The records do show that the Obama administration asked Westly to co-host events in March 2010 for Chu and senior advisor Valerie Jarrett, each of whom had spoken that month at Stanford University, and for Jim Messina, Obama’s 2012 campaign manager — and that Westly wasn’t shy about mentioning his connections.
“Please forgive the delay on this, but the Administration has asked me to co-host events for Valerie Jarrett (last Thursday) and Jim Messina and Secretary Chu (both of which are tomorrow) so things have been a bit busy on this end,” Westly wrote to Sue Wadel, the Energy Department lawyer conducting his conflict of interest review for the board.
“The good news is that we will have good turn-outs for all events!” said Westly’s March 2010 email.
In October, two months after his appointment to the energy board, Westly helped Obama once more, as Democrats nationwide struggled to win seats amid the battered economy. At a guesthouse on his Atherton property, 30 miles south of San Francisco, Westly raised money for San Francisco District Attorney Kamala Harris’ successful bid to become state attorney general.
Then, at his main home that October evening, Westly sought funds for the Democratic National Committee. “It’s an extraordinary honor to host the president at your home,” Westly told local reporters. “And I’ve never seen the president more pumped up.”
Westly and his wife rubbed shoulders with the President and Mrs.

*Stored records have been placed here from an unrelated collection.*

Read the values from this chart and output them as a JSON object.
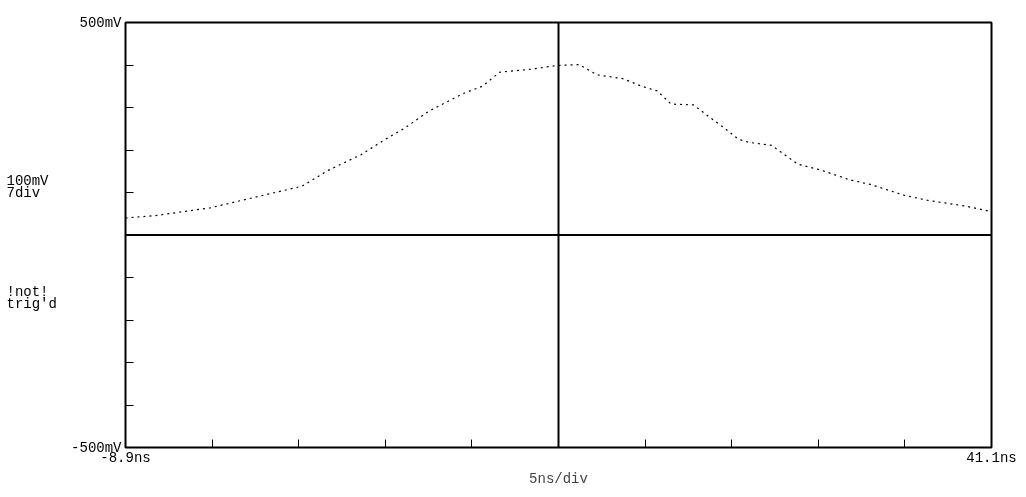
{
  "chart_data": {
    "type": "line",
    "line_style": "dotted",
    "marker": "none",
    "series": [
      {
        "color": "#000000",
        "x": [
          -8.9,
          -7.1,
          -4.0,
          -1.3,
          1.3,
          2.8,
          4.7,
          6.1,
          7.2,
          8.6,
          10.6,
          11.7,
          12.7,
          14.5,
          16.0,
          17.3,
          18.3,
          19.8,
          20.9,
          21.8,
          22.6,
          23.9,
          24.6,
          25.7,
          26.5,
          27.1,
          28.4,
          29.9,
          31.3,
          32.9,
          34.1,
          36.1,
          37.5,
          39.6,
          41.1
        ],
        "values": [
          40,
          46,
          64,
          90,
          115,
          152,
          189,
          225,
          251,
          291,
          333,
          350,
          383,
          390,
          399,
          401,
          377,
          368,
          350,
          339,
          308,
          306,
          284,
          251,
          225,
          218,
          211,
          167,
          152,
          130,
          119,
          93,
          81,
          68,
          55
        ]
      }
    ],
    "xlim": [
      -8.9,
      41.1
    ],
    "xticks": [
      {
        "value": -8.9,
        "label": "-8.9ns"
      },
      {
        "value": -3.9,
        "label": null
      },
      {
        "value": 1.1,
        "label": null
      },
      {
        "value": 6.1,
        "label": null
      },
      {
        "value": 11.1,
        "label": null
      },
      {
        "value": 16.1,
        "label": null
      },
      {
        "value": 21.1,
        "label": null
      },
      {
        "value": 26.1,
        "label": null
      },
      {
        "value": 31.1,
        "label": null
      },
      {
        "value": 36.1,
        "label": null
      },
      {
        "value": 41.1,
        "label": "41.1ns"
      }
    ],
    "ylim": [
      -500,
      500
    ],
    "yticks": [
      {
        "value": -500,
        "label": "-500mV"
      },
      {
        "value": -400,
        "label": null
      },
      {
        "value": -300,
        "label": null
      },
      {
        "value": -200,
        "label": null
      },
      {
        "value": -100,
        "label": null
      },
      {
        "value": 0,
        "label": null
      },
      {
        "value": 100,
        "label": null
      },
      {
        "value": 200,
        "label": null
      },
      {
        "value": 300,
        "label": null
      },
      {
        "value": 400,
        "label": null
      },
      {
        "value": 500,
        "label": "500mV"
      }
    ],
    "ref_lines": [
      {
        "axis": "x",
        "value": 16.1,
        "color": "#000000"
      },
      {
        "axis": "y",
        "value": 0,
        "color": "#000000"
      }
    ],
    "annotations": [
      "100mV",
      "7div",
      "!not!",
      "trig'd"
    ],
    "xlabel": "5ns/div",
    "grid": false
  }
}
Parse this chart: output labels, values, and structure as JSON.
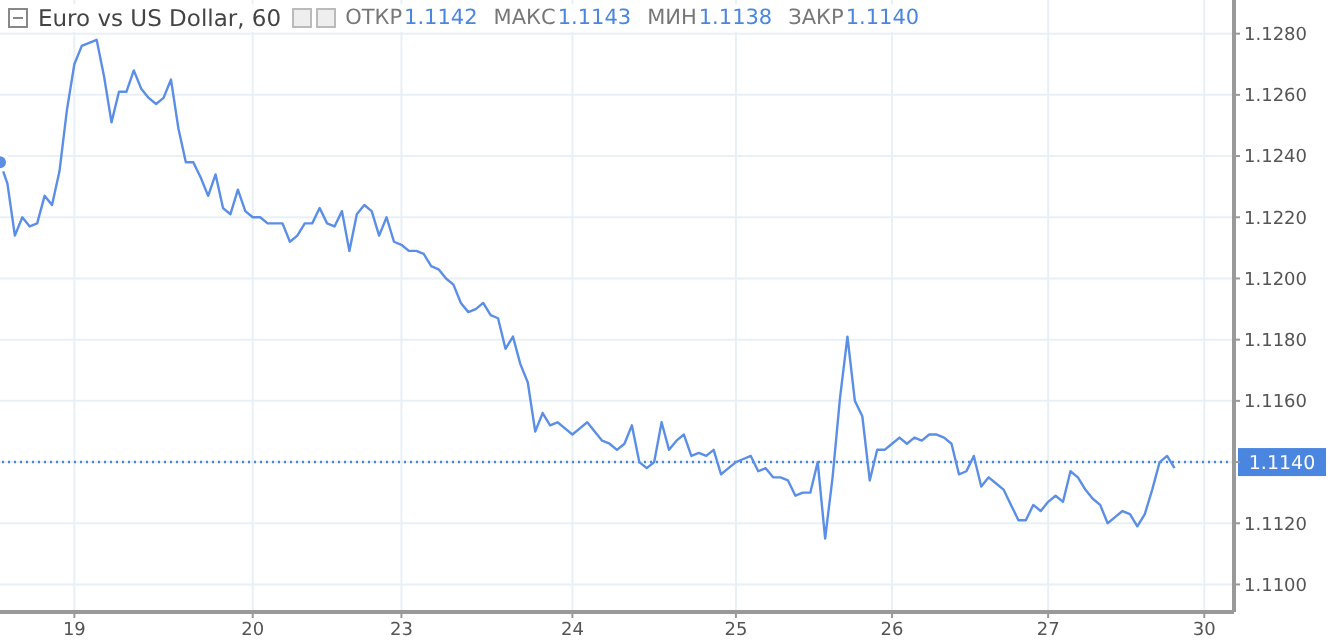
{
  "chart_data": {
    "type": "line",
    "title": "Euro vs US Dollar, 60",
    "annotations": [
      "ОТКР",
      "1.1142",
      "МАКС",
      "1.1143",
      "МИН",
      "1.1138",
      "ЗАКР",
      "1.1140"
    ],
    "categories": [
      null,
      null,
      null,
      null,
      null,
      null,
      null,
      null,
      null,
      null,
      "19",
      null,
      null,
      null,
      null,
      null,
      null,
      null,
      null,
      null,
      null,
      null,
      null,
      null,
      null,
      null,
      null,
      null,
      null,
      null,
      null,
      null,
      null,
      null,
      "20",
      null,
      null,
      null,
      null,
      null,
      null,
      null,
      null,
      null,
      null,
      null,
      null,
      null,
      null,
      null,
      null,
      null,
      null,
      null,
      "23",
      null,
      null,
      null,
      null,
      null,
      null,
      null,
      null,
      null,
      null,
      null,
      null,
      null,
      null,
      null,
      null,
      null,
      null,
      null,
      null,
      null,
      null,
      "24",
      null,
      null,
      null,
      null,
      null,
      null,
      null,
      null,
      null,
      null,
      null,
      null,
      null,
      null,
      null,
      null,
      null,
      null,
      null,
      null,
      null,
      "25",
      null,
      null,
      null,
      null,
      null,
      null,
      null,
      null,
      null,
      null,
      null,
      null,
      null,
      null,
      null,
      null,
      null,
      null,
      null,
      null,
      "26",
      null,
      null,
      null,
      null,
      null,
      null,
      null,
      null,
      null,
      null,
      null,
      null,
      null,
      null,
      null,
      null,
      null,
      null,
      null,
      null,
      "27",
      null,
      null,
      null,
      null,
      null,
      null,
      null,
      null,
      null,
      null,
      null,
      null,
      null,
      null,
      null,
      null,
      null,
      null,
      null,
      null,
      "30",
      null,
      null,
      null,
      null
    ],
    "series": [
      {
        "color": "#5b8ee6",
        "values": [
          1.1238,
          1.1231,
          1.1214,
          1.122,
          1.1217,
          1.1218,
          1.1227,
          1.1224,
          1.1235,
          1.1255,
          1.127,
          1.1276,
          1.1277,
          1.1278,
          1.1266,
          1.1251,
          1.1261,
          1.1261,
          1.1268,
          1.1262,
          1.1259,
          1.1257,
          1.1259,
          1.1265,
          1.1249,
          1.1238,
          1.1238,
          1.1233,
          1.1227,
          1.1234,
          1.1223,
          1.1221,
          1.1229,
          1.1222,
          1.122,
          1.122,
          1.1218,
          1.1218,
          1.1218,
          1.1212,
          1.1214,
          1.1218,
          1.1218,
          1.1223,
          1.1218,
          1.1217,
          1.1222,
          1.1209,
          1.1221,
          1.1224,
          1.1222,
          1.1214,
          1.122,
          1.1212,
          1.1211,
          1.1209,
          1.1209,
          1.1208,
          1.1204,
          1.1203,
          1.12,
          1.1198,
          1.1192,
          1.1189,
          1.119,
          1.1192,
          1.1188,
          1.1187,
          1.1177,
          1.1181,
          1.1172,
          1.1166,
          1.115,
          1.1156,
          1.1152,
          1.1153,
          1.1151,
          1.1149,
          1.1151,
          1.1153,
          1.115,
          1.1147,
          1.1146,
          1.1144,
          1.1146,
          1.1152,
          1.114,
          1.1138,
          1.114,
          1.1153,
          1.1144,
          1.1147,
          1.1149,
          1.1142,
          1.1143,
          1.1142,
          1.1144,
          1.1136,
          1.1138,
          1.114,
          1.1141,
          1.1142,
          1.1137,
          1.1138,
          1.1135,
          1.1135,
          1.1134,
          1.1129,
          1.113,
          1.113,
          1.114,
          1.1115,
          1.1135,
          1.1161,
          1.1181,
          1.116,
          1.1155,
          1.1134,
          1.1144,
          1.1144,
          1.1146,
          1.1148,
          1.1146,
          1.1148,
          1.1147,
          1.1149,
          1.1149,
          1.1148,
          1.1146,
          1.1136,
          1.1137,
          1.1142,
          1.1132,
          1.1135,
          1.1133,
          1.1131,
          1.1126,
          1.1121,
          1.1121,
          1.1126,
          1.1124,
          1.1127,
          1.1129,
          1.1127,
          1.1137,
          1.1135,
          1.1131,
          1.1128,
          1.1126,
          1.112,
          1.1122,
          1.1124,
          1.1123,
          1.1119,
          1.1123,
          1.1131,
          1.114,
          1.1142,
          1.1138,
          null,
          null,
          null,
          null,
          null,
          null,
          null,
          null
        ]
      }
    ],
    "ylim": [
      1.1091,
      1.1291
    ],
    "yticks": [
      {
        "value": 1.11,
        "label": "1.1100"
      },
      {
        "value": 1.112,
        "label": "1.1120"
      },
      {
        "value": 1.114,
        "label": null
      },
      {
        "value": 1.116,
        "label": "1.1160"
      },
      {
        "value": 1.118,
        "label": "1.1180"
      },
      {
        "value": 1.12,
        "label": "1.1200"
      },
      {
        "value": 1.122,
        "label": "1.1220"
      },
      {
        "value": 1.124,
        "label": "1.1240"
      },
      {
        "value": 1.126,
        "label": "1.1260"
      },
      {
        "value": 1.128,
        "label": "1.1280"
      }
    ],
    "ref_lines": [
      {
        "axis": "y",
        "value": 1.114,
        "label": "1.1140",
        "color": "#4a86e0",
        "line_style": "dotted"
      }
    ],
    "grid": true,
    "marker": "none",
    "line_style": "solid"
  }
}
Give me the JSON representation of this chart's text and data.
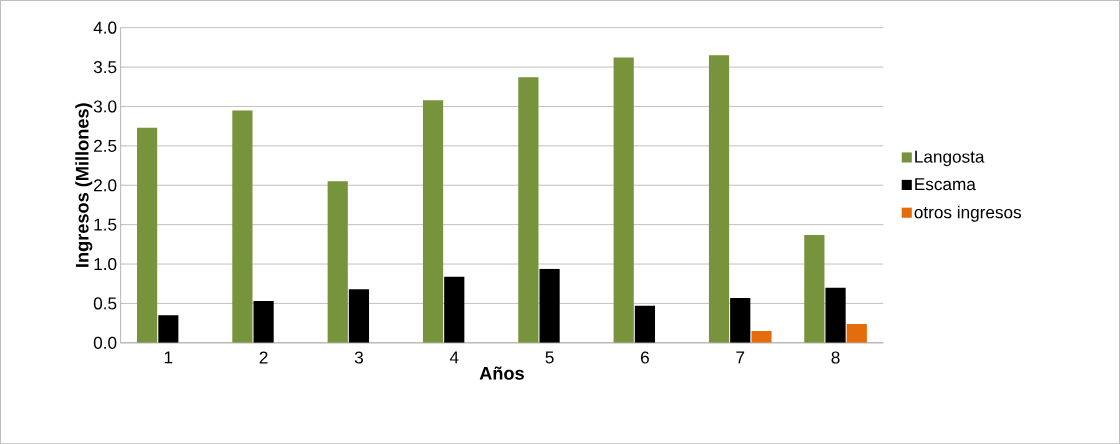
{
  "chart_data": {
    "type": "bar",
    "xlabel": "Años",
    "ylabel": "Ingresos (Millones)",
    "categories": [
      "1",
      "2",
      "3",
      "4",
      "5",
      "6",
      "7",
      "8"
    ],
    "series": [
      {
        "name": "Langosta",
        "color": "#77933c",
        "values": [
          2.73,
          2.95,
          2.05,
          3.08,
          3.37,
          3.62,
          3.65,
          1.37
        ]
      },
      {
        "name": "Escama",
        "color": "#000000",
        "values": [
          0.35,
          0.53,
          0.68,
          0.84,
          0.94,
          0.47,
          0.57,
          0.7
        ]
      },
      {
        "name": "otros ingresos",
        "color": "#e46c0a",
        "values": [
          null,
          null,
          null,
          null,
          null,
          null,
          0.15,
          0.24
        ]
      }
    ],
    "ylim": [
      0,
      4
    ],
    "yticks": [
      {
        "value": 0,
        "label": "0.0"
      },
      {
        "value": 0.5,
        "label": "0.5"
      },
      {
        "value": 1,
        "label": "1.0"
      },
      {
        "value": 1.5,
        "label": "1.5"
      },
      {
        "value": 2,
        "label": "2.0"
      },
      {
        "value": 2.5,
        "label": "2.5"
      },
      {
        "value": 3,
        "label": "3.0"
      },
      {
        "value": 3.5,
        "label": "3.5"
      },
      {
        "value": 4,
        "label": "4.0"
      }
    ],
    "grid": "y",
    "legend": "right"
  }
}
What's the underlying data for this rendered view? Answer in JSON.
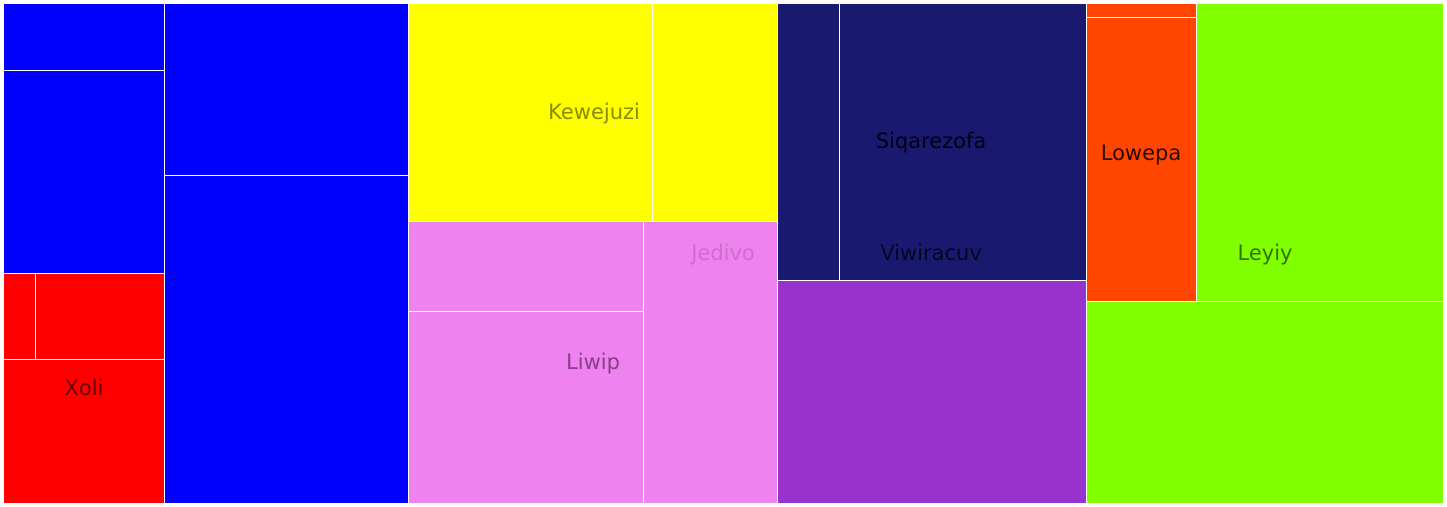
{
  "chart_data": {
    "type": "treemap",
    "colors": {
      "blue": "#0000ff",
      "red": "#ff0000",
      "yellow": "#ffff00",
      "violet": "#ee82ee",
      "navy": "#191970",
      "purple": "#9932cc",
      "orangered": "#ff4500",
      "chartreuse": "#7fff00",
      "white": "#ffffff"
    },
    "labels": {
      "xoli": "Xoli",
      "kewejuzi": "Kewejuzi",
      "liwip": "Liwip",
      "jedivo": "Jedivo",
      "siqarezofa": "Siqarezofa",
      "viwiracuv": "Viwiracuv",
      "lowepa": "Lowepa",
      "leyiy": "Leyiy"
    }
  }
}
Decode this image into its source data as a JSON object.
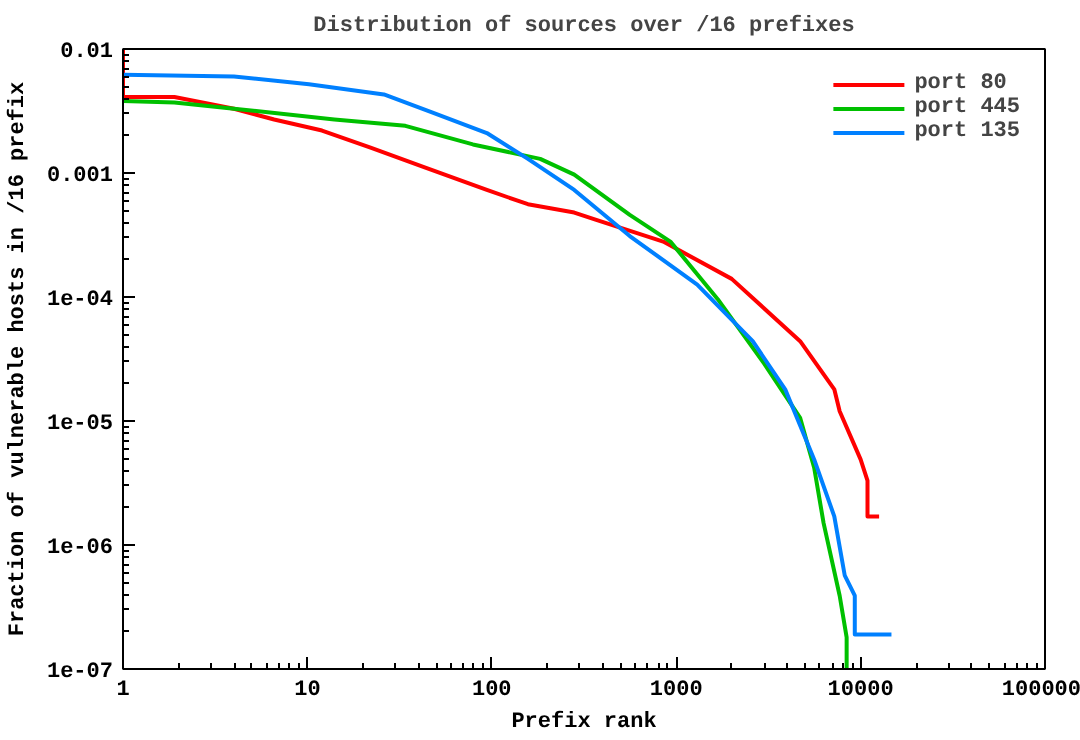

Obama at the Jan. 19 state dinner featuring a menu of poached Maine lobster, dry-aged rib eye and “An Evening of Jazz.” Then, Westly connected with Obama again Feb. 17 as the president dined in Northern California with high-tech wunderkinds at fellow venture capitalist Doerr’s estate.
The meeting, a White House official said, was “part of our ongoing dialogue with the business community on how we can work together to win the future, strengthen our economy, support entrepreneurship, and get the American people back to work.”
The president and high tech executives broke bread over “our shared goal of promoting American innovation,” the White House said, along with Obama’s “commitment to new investments in research and development, education and clean energy.”
Westly sees only good things ahead.
“For our firm, we had three companies go public last year alone. It was a banner year,” he told Bloomberg West TV. “And I think this year is going to be better.”